Früh um 3/4 5 aus Krosno abgerückt. Schneidend kalter Wind in der Dunkelheit. Zahllose Kolonnen werden, als es Tag wird, auf allen Strassen gegen Nowo Radomsk und Czenstochau zurückgehend sichtbar. Kanonendonner in der Ferne. Auf dem Schloss der Fürstin Lubomirski einquartiert: Komplex kleiner unscheinbarer einstöckiger Gebäude wie in Spala. Schweinitz ist mit einquartiert. Sein Stab, Bernhard Stolberg u. s. w. frühstückt bei mir. Frühere Einquartierungen haben viel verwüstet und mitgenommen. Den Abend beim Stab Schweinitz verbracht. Spät kam der Adjutant Katen aus dem Oberkommando und sagte, dass das Corps sich nördlich Nowo Radomsk in die Linie Kodromb-Krempa einziehe. Es scheine, unser Corps solle die Russen blos aufhalten, während die andren Corps hinten herumgezogen würden, um den Russen in den Rücken zu fallen (wahrscheinlich mit der Bahn verladen).
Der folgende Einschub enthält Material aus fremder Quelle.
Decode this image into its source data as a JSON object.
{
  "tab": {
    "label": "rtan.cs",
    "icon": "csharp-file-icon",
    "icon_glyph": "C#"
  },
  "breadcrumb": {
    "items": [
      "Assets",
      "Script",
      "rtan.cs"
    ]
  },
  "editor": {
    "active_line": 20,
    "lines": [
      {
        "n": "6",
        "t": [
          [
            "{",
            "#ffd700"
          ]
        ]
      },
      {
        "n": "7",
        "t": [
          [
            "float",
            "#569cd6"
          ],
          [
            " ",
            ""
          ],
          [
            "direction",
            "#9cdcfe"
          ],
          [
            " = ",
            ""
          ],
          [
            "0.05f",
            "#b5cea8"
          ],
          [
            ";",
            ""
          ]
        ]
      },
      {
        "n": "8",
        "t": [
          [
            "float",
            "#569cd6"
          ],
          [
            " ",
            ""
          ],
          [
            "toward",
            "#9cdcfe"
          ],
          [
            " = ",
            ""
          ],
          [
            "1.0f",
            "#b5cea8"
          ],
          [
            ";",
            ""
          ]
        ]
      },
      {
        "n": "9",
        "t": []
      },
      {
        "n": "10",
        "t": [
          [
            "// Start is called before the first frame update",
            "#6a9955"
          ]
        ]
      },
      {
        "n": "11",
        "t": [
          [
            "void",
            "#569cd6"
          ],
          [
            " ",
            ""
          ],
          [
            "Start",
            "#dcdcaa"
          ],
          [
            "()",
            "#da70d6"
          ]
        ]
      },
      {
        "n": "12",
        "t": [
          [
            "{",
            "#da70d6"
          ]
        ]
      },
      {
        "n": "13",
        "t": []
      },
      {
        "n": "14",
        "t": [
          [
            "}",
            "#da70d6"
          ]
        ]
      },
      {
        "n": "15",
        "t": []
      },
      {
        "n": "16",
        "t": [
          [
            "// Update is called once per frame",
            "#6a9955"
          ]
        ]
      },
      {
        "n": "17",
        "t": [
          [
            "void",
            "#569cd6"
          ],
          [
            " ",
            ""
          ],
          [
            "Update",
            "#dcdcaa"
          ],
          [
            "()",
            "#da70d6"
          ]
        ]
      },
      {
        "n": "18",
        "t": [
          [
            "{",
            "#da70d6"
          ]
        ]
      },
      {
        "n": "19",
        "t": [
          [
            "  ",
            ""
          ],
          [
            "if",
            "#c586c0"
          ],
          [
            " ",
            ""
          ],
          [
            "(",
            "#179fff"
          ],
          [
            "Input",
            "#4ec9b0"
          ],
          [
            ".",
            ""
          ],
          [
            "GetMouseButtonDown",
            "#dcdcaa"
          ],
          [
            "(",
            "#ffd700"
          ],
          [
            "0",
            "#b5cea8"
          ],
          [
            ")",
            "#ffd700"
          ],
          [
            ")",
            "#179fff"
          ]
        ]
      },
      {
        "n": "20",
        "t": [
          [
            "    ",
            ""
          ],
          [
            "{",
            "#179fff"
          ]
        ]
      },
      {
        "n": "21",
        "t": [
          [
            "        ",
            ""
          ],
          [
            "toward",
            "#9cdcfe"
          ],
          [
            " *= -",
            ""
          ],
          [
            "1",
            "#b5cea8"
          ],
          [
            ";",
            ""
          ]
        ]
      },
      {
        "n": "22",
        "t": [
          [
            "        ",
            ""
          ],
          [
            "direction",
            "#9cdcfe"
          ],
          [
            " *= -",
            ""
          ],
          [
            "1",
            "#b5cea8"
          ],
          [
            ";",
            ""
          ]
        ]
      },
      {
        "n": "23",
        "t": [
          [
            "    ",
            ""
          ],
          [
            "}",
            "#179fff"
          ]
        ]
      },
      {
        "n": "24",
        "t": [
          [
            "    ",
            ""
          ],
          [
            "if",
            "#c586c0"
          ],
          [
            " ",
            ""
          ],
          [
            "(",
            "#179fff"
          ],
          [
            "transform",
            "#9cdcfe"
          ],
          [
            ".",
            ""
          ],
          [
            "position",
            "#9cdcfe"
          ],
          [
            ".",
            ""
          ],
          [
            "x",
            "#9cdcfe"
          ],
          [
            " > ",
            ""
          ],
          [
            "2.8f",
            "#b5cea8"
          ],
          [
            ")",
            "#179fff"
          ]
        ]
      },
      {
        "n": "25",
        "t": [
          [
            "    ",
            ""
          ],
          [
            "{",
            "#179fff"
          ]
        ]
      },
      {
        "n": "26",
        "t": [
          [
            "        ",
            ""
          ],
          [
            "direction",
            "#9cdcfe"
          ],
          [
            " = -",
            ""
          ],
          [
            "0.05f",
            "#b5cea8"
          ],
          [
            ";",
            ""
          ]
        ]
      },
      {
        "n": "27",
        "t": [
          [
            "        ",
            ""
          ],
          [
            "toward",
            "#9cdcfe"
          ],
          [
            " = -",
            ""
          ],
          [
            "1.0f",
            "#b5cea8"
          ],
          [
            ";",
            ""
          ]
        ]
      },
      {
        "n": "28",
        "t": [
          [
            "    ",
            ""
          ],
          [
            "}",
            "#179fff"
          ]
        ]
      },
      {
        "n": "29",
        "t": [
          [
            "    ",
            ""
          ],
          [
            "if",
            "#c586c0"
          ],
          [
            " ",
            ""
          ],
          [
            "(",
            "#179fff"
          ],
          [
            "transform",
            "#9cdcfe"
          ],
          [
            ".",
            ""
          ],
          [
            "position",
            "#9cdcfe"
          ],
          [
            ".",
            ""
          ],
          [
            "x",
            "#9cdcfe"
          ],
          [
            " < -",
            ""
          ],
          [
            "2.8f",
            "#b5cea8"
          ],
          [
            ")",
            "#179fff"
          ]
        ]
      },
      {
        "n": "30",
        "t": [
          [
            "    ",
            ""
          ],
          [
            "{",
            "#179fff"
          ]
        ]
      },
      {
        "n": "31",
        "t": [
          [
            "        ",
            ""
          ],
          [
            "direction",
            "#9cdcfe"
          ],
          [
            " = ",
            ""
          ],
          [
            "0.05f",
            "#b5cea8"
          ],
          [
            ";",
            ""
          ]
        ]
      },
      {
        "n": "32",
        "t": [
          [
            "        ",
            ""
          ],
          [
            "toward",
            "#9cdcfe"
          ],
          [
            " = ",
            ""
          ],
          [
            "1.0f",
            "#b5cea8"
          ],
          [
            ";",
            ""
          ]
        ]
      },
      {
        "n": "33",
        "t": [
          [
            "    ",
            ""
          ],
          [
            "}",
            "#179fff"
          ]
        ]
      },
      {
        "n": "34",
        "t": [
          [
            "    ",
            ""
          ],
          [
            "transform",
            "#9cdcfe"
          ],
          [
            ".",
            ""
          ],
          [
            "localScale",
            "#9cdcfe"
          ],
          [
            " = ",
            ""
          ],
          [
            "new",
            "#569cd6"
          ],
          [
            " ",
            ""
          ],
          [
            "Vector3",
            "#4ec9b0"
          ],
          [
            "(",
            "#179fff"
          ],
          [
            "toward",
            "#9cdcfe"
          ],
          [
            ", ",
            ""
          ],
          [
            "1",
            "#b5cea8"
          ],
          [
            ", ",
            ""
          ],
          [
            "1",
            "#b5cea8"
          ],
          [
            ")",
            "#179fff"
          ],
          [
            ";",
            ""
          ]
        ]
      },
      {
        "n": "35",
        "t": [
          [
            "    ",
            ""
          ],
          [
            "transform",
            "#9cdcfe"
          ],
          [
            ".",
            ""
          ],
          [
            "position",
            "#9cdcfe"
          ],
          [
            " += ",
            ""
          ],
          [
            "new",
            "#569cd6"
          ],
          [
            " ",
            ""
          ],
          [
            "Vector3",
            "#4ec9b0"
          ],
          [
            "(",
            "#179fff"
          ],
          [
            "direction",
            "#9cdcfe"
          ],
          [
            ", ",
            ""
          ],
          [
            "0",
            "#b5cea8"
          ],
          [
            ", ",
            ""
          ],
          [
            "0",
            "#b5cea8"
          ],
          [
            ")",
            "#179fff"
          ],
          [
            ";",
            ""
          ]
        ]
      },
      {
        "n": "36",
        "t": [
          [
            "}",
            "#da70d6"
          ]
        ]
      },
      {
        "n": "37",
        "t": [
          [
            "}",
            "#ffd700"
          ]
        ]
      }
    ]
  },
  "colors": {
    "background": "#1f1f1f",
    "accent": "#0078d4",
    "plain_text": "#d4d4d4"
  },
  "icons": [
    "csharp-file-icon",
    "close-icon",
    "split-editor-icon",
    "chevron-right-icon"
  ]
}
Hoffnungsvollere Stimmung; während am Tage sehr ernstlich mit einem Zurückgehen bis an die Oder und einem Russeneinfall in Schlesien gerechnet wurde. – Mit Johnston in die Schlaf- und Ankleidezimmer der Fürstin, die verwüstet sind. An der Tür hängt noch ein Zettel, in dem sie besonders um Schonung für diese Räume bat. Alles ist aus den Schränken u Koffern herausgerissen und durcheinander geschmissen, Kleider, Wäsche, künstliche Blumen, Schuhzeug. Die Schuhe, Lackschuhe, hohe rote Damenstiefel aus Juchtenleder, Ballschuhe sind mit Messern zerschnitten: eine richtige Plünderung und Verwüstung. Der Diener sagte aus, Infanteristen von uns hätten es getan. – Mittags nach Piaski marschiert, wo wir etwas ausruhen sollen, da man sich scheinbar vorne ziemlich sicher fühlt. Die Russen sollen nur mit ganz schwachen Kräften gefolgt sein, wie Johnston sagt.